When Apple and Google finally go beyond just canceling user-specific IDs, and go all the way to moving all targeting data on-device, this debate becomes even more moot as nobody outside those two companies will have much in the way of user data. In a fully on-device world, even Google and Apple don’t know much about you, as the user data that leaves the phone couldn’t be used (even in theory) to narrow you down below a coarse segment size.

Then, and only then, will we be back in the analog world of old where someone could burn a few receipts, disappear back into a large crowd or skip town, and leave no trace of a furtive adventure. No doubt, Burrill thought he was doing as much when he closed his mobile app and went back to his ministry; the sophisticated digital technology to replicate the analog world just isn’t there yet.


1

Let me tell you what I won’t be talking about here: the ethics of outing, Catholic Church policy around its clergy, or any of the other complex but non-technical threads the media coverage jumped on with glee. These topics are entirely above my pay grade, or outside my lane, or pick your favorite directional metaphor. The world would be a happier place if people embraced epistemic humility, and didn’t comment publicly around things they know little or nothing about.
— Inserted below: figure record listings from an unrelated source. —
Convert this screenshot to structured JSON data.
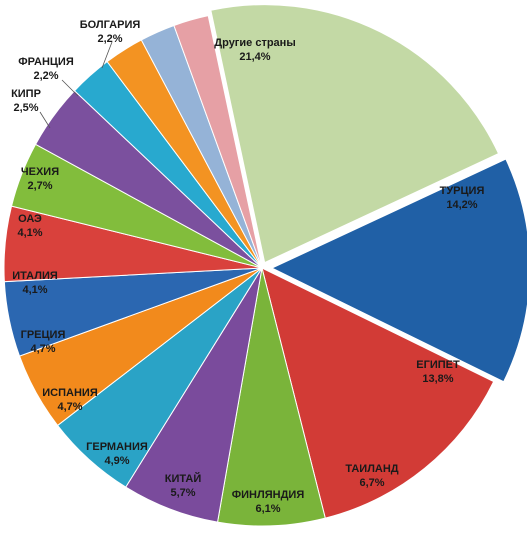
{
  "chart_data": {
    "type": "pie",
    "title": "",
    "slices": [
      {
        "name": "ТУРЦИЯ",
        "value_label": "14,2%",
        "value": 14.2,
        "color": "#2060a6"
      },
      {
        "name": "ЕГИПЕТ",
        "value_label": "13,8%",
        "value": 13.8,
        "color": "#d23b36"
      },
      {
        "name": "ТАИЛАНД",
        "value_label": "6,7%",
        "value": 6.7,
        "color": "#7ab43a"
      },
      {
        "name": "ФИНЛЯНДИЯ",
        "value_label": "6,1%",
        "value": 6.1,
        "color": "#7a4b9c"
      },
      {
        "name": "КИТАЙ",
        "value_label": "5,7%",
        "value": 5.7,
        "color": "#2aa3c6"
      },
      {
        "name": "ГЕРМАНИЯ",
        "value_label": "4,9%",
        "value": 4.9,
        "color": "#f28a1c"
      },
      {
        "name": "ИСПАНИЯ",
        "value_label": "4,7%",
        "value": 4.7,
        "color": "#2b67b1"
      },
      {
        "name": "ГРЕЦИЯ",
        "value_label": "4,7%",
        "value": 4.7,
        "color": "#d9413c"
      },
      {
        "name": "ИТАЛИЯ",
        "value_label": "4,1%",
        "value": 4.1,
        "color": "#82bd3c"
      },
      {
        "name": "ОАЭ",
        "value_label": "4,1%",
        "value": 4.1,
        "color": "#7b509e"
      },
      {
        "name": "ЧЕХИЯ",
        "value_label": "2,7%",
        "value": 2.7,
        "color": "#28a9cf"
      },
      {
        "name": "КИПР",
        "value_label": "2,5%",
        "value": 2.5,
        "color": "#f39322"
      },
      {
        "name": "ФРАНЦИЯ",
        "value_label": "2,2%",
        "value": 2.2,
        "color": "#95b3d7"
      },
      {
        "name": "БОЛГАРИЯ",
        "value_label": "2,2%",
        "value": 2.2,
        "color": "#e6a0a5"
      },
      {
        "name": "Другие страны",
        "value_label": "21,4%",
        "value": 21.4,
        "color": "#c3d9a5"
      }
    ],
    "start_angle_deg": -25,
    "exploded": [
      "ТУРЦИЯ",
      "Другие страны"
    ],
    "legend": "none"
  }
}
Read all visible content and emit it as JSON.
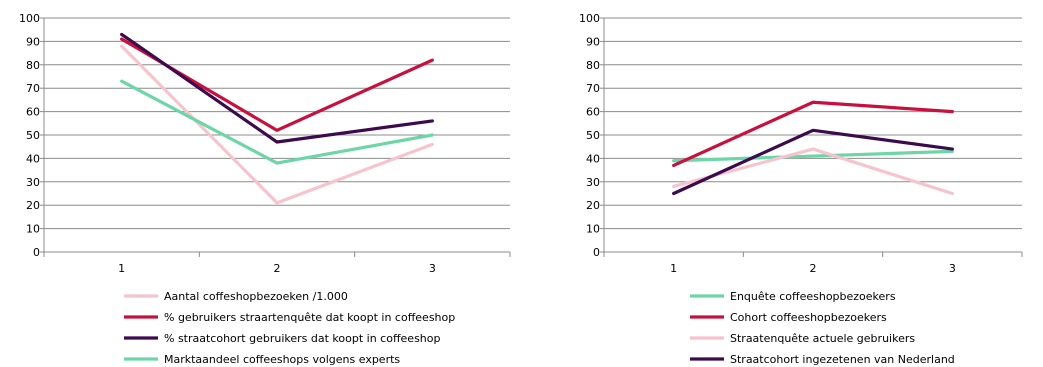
{
  "chart_data": [
    {
      "type": "line",
      "title": "",
      "xlabel": "",
      "ylabel": "",
      "x": [
        1,
        2,
        3
      ],
      "ylim": [
        0,
        100
      ],
      "yticks": [
        0,
        10,
        20,
        30,
        40,
        50,
        60,
        70,
        80,
        90,
        100
      ],
      "grid": true,
      "legend_position": "bottom",
      "series": [
        {
          "name": "Aantal coffeshopbezoeken /1.000",
          "color": "#f7c3cf",
          "values": [
            88,
            21,
            46
          ]
        },
        {
          "name": "% gebruikers straartenquête dat koopt in coffeeshop",
          "color": "#c8103e",
          "values": [
            91,
            52,
            82
          ]
        },
        {
          "name": "% straatcohort gebruikers dat koopt in coffeeshop",
          "color": "#3d0a4d",
          "values": [
            93,
            47,
            56
          ]
        },
        {
          "name": "Marktaandeel coffeeshops volgens experts",
          "color": "#6dd6a7",
          "values": [
            73,
            38,
            50
          ]
        }
      ]
    },
    {
      "type": "line",
      "title": "",
      "xlabel": "",
      "ylabel": "",
      "x": [
        1,
        2,
        3
      ],
      "ylim": [
        0,
        100
      ],
      "yticks": [
        0,
        10,
        20,
        30,
        40,
        50,
        60,
        70,
        80,
        90,
        100
      ],
      "grid": true,
      "legend_position": "bottom",
      "series": [
        {
          "name": "Enquête coffeeshopbezoekers",
          "color": "#6dd6a7",
          "values": [
            39,
            41,
            43
          ]
        },
        {
          "name": "Cohort coffeeshopbezoekers",
          "color": "#c8103e",
          "values": [
            37,
            64,
            60
          ]
        },
        {
          "name": "Straatenquête actuele gebruikers",
          "color": "#f7c3cf",
          "values": [
            28,
            44,
            25
          ]
        },
        {
          "name": "Straatcohort ingezetenen van Nederland",
          "color": "#3d0a4d",
          "values": [
            25,
            52,
            44
          ]
        }
      ]
    }
  ]
}
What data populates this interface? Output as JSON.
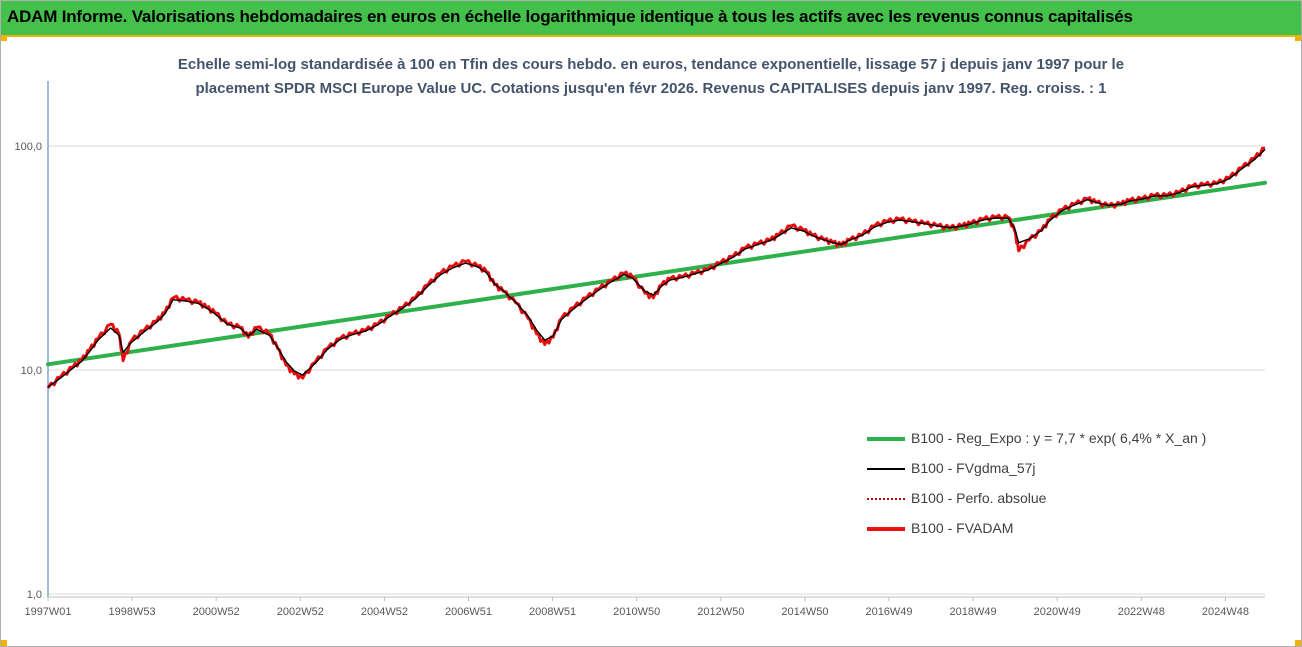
{
  "banner": {
    "title": "ADAM Informe. Valorisations hebdomadaires en euros en échelle logarithmique identique à tous les actifs avec les revenus connus capitalisés"
  },
  "colors": {
    "banner_bg": "#44c14a",
    "accent": "#f2b300",
    "title_text": "#44546a",
    "regression": "#2eb04a",
    "fvgdma": "#000000",
    "perfo": "#c00000",
    "fvadam": "#ee1111"
  },
  "chart_data": {
    "type": "line",
    "title": "Echelle semi-log standardisée à 100 en Tfin des cours hebdo. en euros, tendance exponentielle, lissage 57 j depuis janv 1997 pour le placement SPDR MSCI Europe Value UC. Cotations jusqu'en févr 2026. Revenus CAPITALISES depuis janv 1997. Reg. croiss. : 1",
    "y_scale": "log",
    "ylim": [
      1,
      200
    ],
    "x_range": [
      1997.0,
      2026.15
    ],
    "y_tick_labels": [
      "1,0",
      "10,0",
      "100,0"
    ],
    "y_ticks": [
      1,
      10,
      100
    ],
    "x_tick_labels": [
      "1997W01",
      "1998W53",
      "2000W52",
      "2002W52",
      "2004W52",
      "2006W51",
      "2008W51",
      "2010W50",
      "2012W50",
      "2014W50",
      "2016W49",
      "2018W49",
      "2020W49",
      "2022W48",
      "2024W48"
    ],
    "grid": "horizontal",
    "legend_position": "bottom-right",
    "legend": [
      {
        "label": "B100 - Reg_Expo : y = 7,7 * exp( 6,4% *  X_an )",
        "color": "#2eb04a",
        "style": "solid-thick"
      },
      {
        "label": "B100 - FVgdma_57j",
        "color": "#000000",
        "style": "solid"
      },
      {
        "label": "B100 - Perfo. absolue",
        "color": "#c00000",
        "style": "dotted"
      },
      {
        "label": "B100 - FVADAM",
        "color": "#ee1111",
        "style": "solid-thick"
      }
    ],
    "series": [
      {
        "name": "B100 - Reg_Expo : y = 7,7 * exp( 6,4% *  X_an )",
        "x": [
          1997.0,
          2026.15
        ],
        "values": [
          10.6,
          68.5
        ]
      },
      {
        "name": "B100 - FVADAM",
        "x": [
          1997.0,
          1997.3,
          1997.6,
          1997.8,
          1998.0,
          1998.2,
          1998.5,
          1998.7,
          1998.8,
          1999.0,
          1999.3,
          1999.6,
          1999.8,
          2000.0,
          2000.3,
          2000.6,
          2000.8,
          2001.0,
          2001.3,
          2001.6,
          2001.8,
          2002.0,
          2002.3,
          2002.5,
          2002.7,
          2002.9,
          2003.1,
          2003.4,
          2003.7,
          2004.0,
          2004.3,
          2004.6,
          2004.9,
          2005.2,
          2005.5,
          2005.8,
          2006.1,
          2006.4,
          2006.7,
          2007.0,
          2007.3,
          2007.5,
          2007.7,
          2007.9,
          2008.2,
          2008.5,
          2008.7,
          2008.9,
          2009.1,
          2009.3,
          2009.6,
          2009.9,
          2010.2,
          2010.5,
          2010.8,
          2011.0,
          2011.3,
          2011.5,
          2011.7,
          2011.9,
          2012.2,
          2012.5,
          2012.8,
          2013.1,
          2013.4,
          2013.7,
          2014.0,
          2014.3,
          2014.5,
          2014.8,
          2015.1,
          2015.3,
          2015.6,
          2015.8,
          2016.0,
          2016.2,
          2016.5,
          2016.8,
          2017.1,
          2017.4,
          2017.7,
          2018.0,
          2018.3,
          2018.6,
          2018.9,
          2019.1,
          2019.4,
          2019.7,
          2020.0,
          2020.15,
          2020.25,
          2020.5,
          2020.8,
          2021.0,
          2021.3,
          2021.6,
          2021.9,
          2022.1,
          2022.4,
          2022.7,
          2022.9,
          2023.2,
          2023.5,
          2023.8,
          2024.1,
          2024.4,
          2024.7,
          2025.0,
          2025.3,
          2025.6,
          2025.9,
          2026.15
        ],
        "values": [
          8.3,
          9.3,
          10.3,
          11.0,
          12.3,
          13.8,
          16.0,
          14.5,
          11.0,
          13.5,
          15.0,
          16.5,
          18.0,
          21.0,
          20.5,
          20.0,
          19.0,
          18.0,
          16.0,
          15.5,
          14.0,
          15.5,
          14.5,
          12.5,
          10.5,
          9.6,
          9.2,
          10.8,
          12.5,
          13.8,
          14.5,
          15.0,
          16.0,
          17.5,
          19.0,
          21.0,
          24.0,
          27.0,
          29.0,
          30.5,
          29.0,
          27.5,
          24.0,
          22.5,
          20.0,
          17.0,
          14.5,
          13.0,
          14.0,
          17.0,
          19.0,
          21.0,
          23.0,
          25.0,
          27.0,
          26.0,
          22.0,
          21.0,
          24.0,
          25.5,
          26.0,
          27.0,
          28.0,
          30.0,
          32.0,
          35.0,
          36.5,
          38.0,
          40.0,
          44.0,
          42.0,
          40.0,
          38.0,
          37.0,
          36.0,
          38.0,
          40.0,
          44.0,
          46.0,
          47.0,
          46.0,
          45.0,
          44.0,
          43.0,
          44.0,
          45.0,
          47.0,
          48.0,
          48.0,
          42.0,
          34.0,
          38.0,
          42.0,
          47.0,
          52.0,
          55.0,
          58.0,
          56.0,
          54.0,
          55.0,
          57.0,
          58.0,
          60.0,
          60.0,
          62.0,
          66.0,
          67.0,
          68.0,
          72.0,
          80.0,
          88.0,
          98.0
        ]
      },
      {
        "name": "B100 - FVgdma_57j",
        "x": [
          1997.0,
          1997.3,
          1997.6,
          1997.8,
          1998.0,
          1998.2,
          1998.5,
          1998.7,
          1998.8,
          1999.0,
          1999.3,
          1999.6,
          1999.8,
          2000.0,
          2000.3,
          2000.6,
          2000.8,
          2001.0,
          2001.3,
          2001.6,
          2001.8,
          2002.0,
          2002.3,
          2002.5,
          2002.7,
          2002.9,
          2003.1,
          2003.4,
          2003.7,
          2004.0,
          2004.3,
          2004.6,
          2004.9,
          2005.2,
          2005.5,
          2005.8,
          2006.1,
          2006.4,
          2006.7,
          2007.0,
          2007.3,
          2007.5,
          2007.7,
          2007.9,
          2008.2,
          2008.5,
          2008.7,
          2008.9,
          2009.1,
          2009.3,
          2009.6,
          2009.9,
          2010.2,
          2010.5,
          2010.8,
          2011.0,
          2011.3,
          2011.5,
          2011.7,
          2011.9,
          2012.2,
          2012.5,
          2012.8,
          2013.1,
          2013.4,
          2013.7,
          2014.0,
          2014.3,
          2014.5,
          2014.8,
          2015.1,
          2015.3,
          2015.6,
          2015.8,
          2016.0,
          2016.2,
          2016.5,
          2016.8,
          2017.1,
          2017.4,
          2017.7,
          2018.0,
          2018.3,
          2018.6,
          2018.9,
          2019.1,
          2019.4,
          2019.7,
          2020.0,
          2020.15,
          2020.25,
          2020.5,
          2020.8,
          2021.0,
          2021.3,
          2021.6,
          2021.9,
          2022.1,
          2022.4,
          2022.7,
          2022.9,
          2023.2,
          2023.5,
          2023.8,
          2024.1,
          2024.4,
          2024.7,
          2025.0,
          2025.3,
          2025.6,
          2025.9,
          2026.15
        ],
        "values": [
          8.4,
          9.2,
          10.2,
          10.9,
          12.1,
          13.6,
          15.4,
          14.3,
          12.0,
          13.3,
          14.8,
          16.3,
          17.8,
          20.6,
          20.3,
          19.8,
          18.9,
          17.8,
          16.0,
          15.4,
          14.2,
          15.2,
          14.3,
          12.6,
          10.9,
          9.9,
          9.5,
          10.7,
          12.4,
          13.7,
          14.4,
          14.9,
          15.9,
          17.4,
          18.9,
          20.8,
          23.7,
          26.6,
          28.6,
          30.0,
          28.8,
          27.2,
          24.2,
          22.6,
          20.1,
          17.4,
          15.1,
          13.6,
          14.2,
          16.8,
          18.8,
          20.8,
          22.8,
          24.8,
          26.7,
          25.7,
          22.5,
          21.6,
          23.7,
          25.2,
          25.9,
          26.9,
          27.9,
          29.8,
          31.8,
          34.7,
          36.3,
          37.8,
          39.7,
          43.1,
          41.7,
          39.8,
          38.0,
          37.0,
          36.3,
          38.0,
          39.9,
          43.5,
          45.6,
          46.7,
          45.9,
          45.0,
          44.0,
          43.2,
          44.0,
          44.9,
          46.8,
          47.7,
          47.6,
          43.0,
          37.0,
          38.5,
          42.0,
          46.6,
          51.6,
          54.7,
          57.6,
          56.0,
          54.3,
          55.0,
          56.8,
          57.9,
          59.8,
          60.0,
          61.9,
          65.6,
          66.8,
          67.9,
          71.5,
          79.2,
          87.0,
          96.5
        ]
      }
    ]
  }
}
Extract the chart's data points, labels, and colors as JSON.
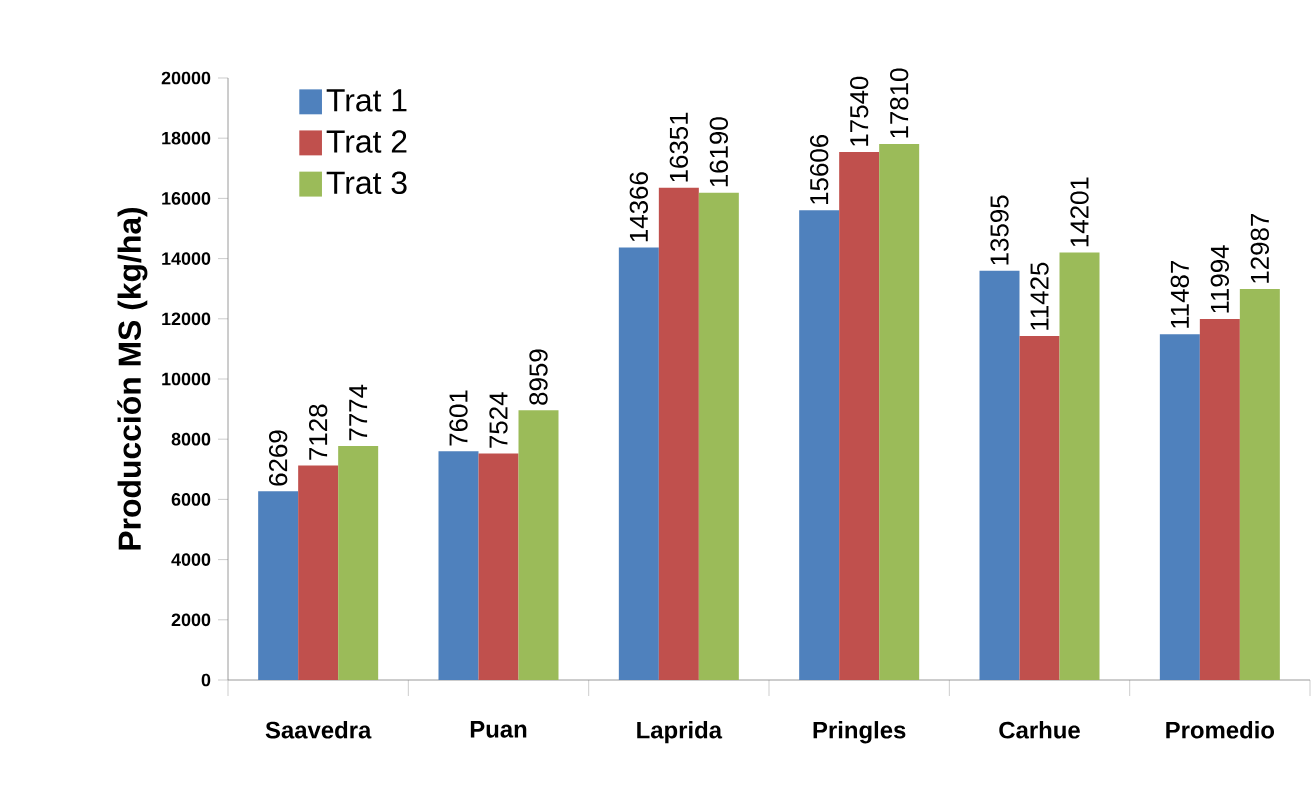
{
  "chart_data": {
    "type": "bar",
    "ylabel": "Producción MS (kg/ha)",
    "categories": [
      "Saavedra",
      "Puan",
      "Laprida",
      "Pringles",
      "Carhue",
      "Promedio"
    ],
    "series": [
      {
        "name": "Trat 1",
        "color": "#4f81bd",
        "values": [
          6269,
          7601,
          14366,
          15606,
          13595,
          11487
        ]
      },
      {
        "name": "Trat 2",
        "color": "#c0504d",
        "values": [
          7128,
          7524,
          16351,
          17540,
          11425,
          11994
        ]
      },
      {
        "name": "Trat 3",
        "color": "#9bbb59",
        "values": [
          7774,
          8959,
          16190,
          17810,
          14201,
          12987
        ]
      }
    ],
    "ylim": [
      0,
      20000
    ],
    "yticks": [
      0,
      2000,
      4000,
      6000,
      8000,
      10000,
      12000,
      14000,
      16000,
      18000,
      20000
    ],
    "data_labels": true,
    "legend": "top left",
    "grid": false
  }
}
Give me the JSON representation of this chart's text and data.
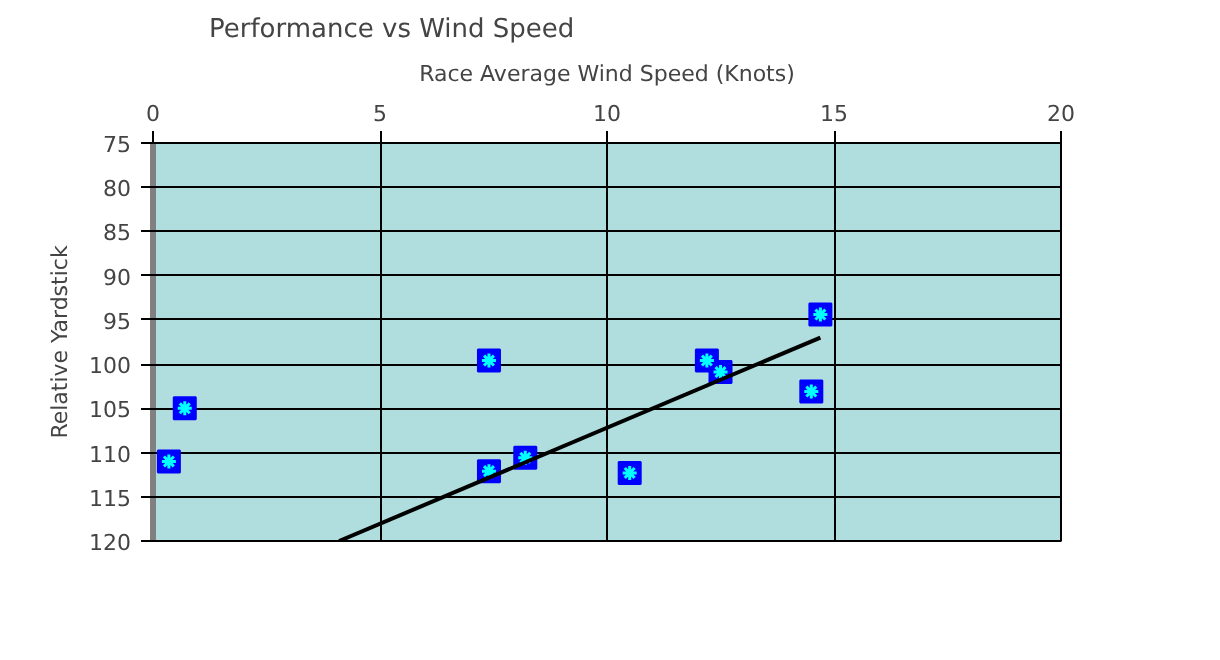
{
  "chart_data": {
    "type": "scatter",
    "title": "Performance vs Wind Speed",
    "xlabel": "Race Average Wind Speed (Knots)",
    "ylabel": "Relative Yardstick",
    "xlim": [
      0,
      20
    ],
    "xticks": [
      0,
      5,
      10,
      15,
      20
    ],
    "ylim": [
      120,
      75
    ],
    "yticks": [
      75,
      80,
      85,
      90,
      95,
      100,
      105,
      110,
      115,
      120
    ],
    "grid": true,
    "series": [
      {
        "color": "#0000ff",
        "marker": "square",
        "x": [
          0.35,
          0.7,
          7.4,
          7.4,
          8.2,
          10.5,
          12.2,
          12.5,
          14.5,
          14.7
        ],
        "values": [
          111,
          105,
          99.6,
          112.1,
          110.6,
          112.3,
          99.6,
          100.9,
          103.1,
          94.4
        ]
      },
      {
        "type": "line",
        "marker": "none",
        "color": "#000000",
        "x": [
          4.1,
          14.7
        ],
        "values": [
          120,
          97
        ]
      }
    ]
  }
}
In fact, we should embrace a piece of product-manager trickery called ‘non goals’: things you explicitly set out to not do in a given project, as way to ward off accidentally doing them to the detriment of the product. Herein I submit to you my ‘non goals’ in this piece.

2

The fact the data is coming from Grindr is also part of the data. It’s passed as a unique app ID, and typically used for either targeting (or anti-targeting) certain publishers. To those of a Catholic persuasion, the mere fact this user is associated with Grindr is itself incriminating.

3

To app publishers, every dollar they make off you, either via fees, ads, or resold data is calculated out to six decimals and analyzed as part of the ever-important LTV (lifetime value), which is broken down into a vast panoply of segments, inbound channels, and signup cohorts. The traffic in data and pixels for dollars is a very exact one. Why else do washed-up physics grad students and Wall Street quants like me end up in it? We wanted flying cars and instead we got real-time markets in human attention. Hate the game, not the player (or at least not this former player).

4

If we’re really evil, we can be pro-active about it. Create a dummy Grindr account with a fake, attractive photo, and swipe left (with location set to Eau Claire) until we find a photo of Burrill. Then engage with him in the evening when he must be at the rectory. When he sees the notification and responds, Grindr will start up and send out another pulse of data to the ad exchanges. The row of data with that timestamp and with roughly that geo will almost certainly be his device.